Dari Abu Bakrah Nafii’ bin Al Harit6 –radhiyallahu ‘anhu- dari Nabi –shallallahu ‘alaihi wa sallam- bersabda:
إِنَّ الزَّمَانَ قَدِ اسْتَدَارَ كَهَيْئَتِهِ يَوْمَ خَلَقَ اللَّه السَّماواتِ والأَرْضَ.
السَّنَةُ اثْنَا عَشَرَ شَهْرًا مِنْهَا أَرْبَعَةٌ حُرُمٌ ثَلَاثَةٌ مُتَوَالِيَاتٌ ذُو الْقَعْدَةِ وَذُو الْحِجَّةِ وَالْمُحَرَّمُ ، وَرَجَبُ مُضَرَ الَّذِي بَيْنَ جُمَادَى وَشَعْبَانَ .” رواه البخاري
“Sesungguhnya zaman telah berputar bagaimana keadaannya ketika Allah menciptakan langit dan bumi. Dalam satu tahun ada 12 bulan, di antaranya ada 4 bulan haram, 3 bulan secara berurutan adalah Dzul Qa’dah, Dzul Hijjah, Muharram dan Rajabnya Mudhor yang berada di antara Jumada dan Sya’ban”. (HR. Bukhori: 2958)
2. Bulan isra’ mi’raj.

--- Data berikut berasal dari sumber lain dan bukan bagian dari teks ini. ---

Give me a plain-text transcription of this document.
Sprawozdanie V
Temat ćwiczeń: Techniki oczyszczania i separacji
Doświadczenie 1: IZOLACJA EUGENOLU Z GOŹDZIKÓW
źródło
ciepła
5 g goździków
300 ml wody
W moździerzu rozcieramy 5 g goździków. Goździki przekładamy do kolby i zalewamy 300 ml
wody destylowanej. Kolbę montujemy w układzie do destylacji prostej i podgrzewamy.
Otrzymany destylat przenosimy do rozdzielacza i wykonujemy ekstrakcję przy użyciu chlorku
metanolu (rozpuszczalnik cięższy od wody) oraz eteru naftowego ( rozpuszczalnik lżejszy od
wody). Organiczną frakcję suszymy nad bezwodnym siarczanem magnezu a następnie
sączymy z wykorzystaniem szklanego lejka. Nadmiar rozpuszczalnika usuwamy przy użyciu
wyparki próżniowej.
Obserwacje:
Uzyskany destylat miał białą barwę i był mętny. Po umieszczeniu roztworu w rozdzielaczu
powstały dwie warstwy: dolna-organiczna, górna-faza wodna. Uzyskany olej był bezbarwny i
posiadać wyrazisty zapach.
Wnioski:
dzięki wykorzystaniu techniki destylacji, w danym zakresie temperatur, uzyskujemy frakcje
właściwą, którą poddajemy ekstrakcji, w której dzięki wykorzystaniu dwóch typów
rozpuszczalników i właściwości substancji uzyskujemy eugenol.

Allah subhanahu wata’ala:
سُبْحَانَ الَّذِي أَسْرَى بِعَبْدِهِ لَيْلًا مِنَ الْمَسْجِدِ الْحَرَامِ إِلَى الْمَسْجِدِ الْأَقْصَى الَّذِي بَارَكْنَا حَوْلَهُ لِنُرِيَهُ مِنْ ءَايَاتِنَا إِنَّه هُوَ السَّمِيعُ الْبَصِير
“Maha Suci Allah, yang telah memperjalankan hamba-Nya pada suatu malam dari Al Masjidil Haram ke Al Masjidil Aqsha yang telah Kami berkahi sekelilingnya agar Kami perlihatkan kepadanya sebagian dari tanda-tanda (kebesaran) Kami. Sesungguhnya Dia adalah Maha Mendengar lagi Maha Melihat”. (QS. Al-Isra` : 1)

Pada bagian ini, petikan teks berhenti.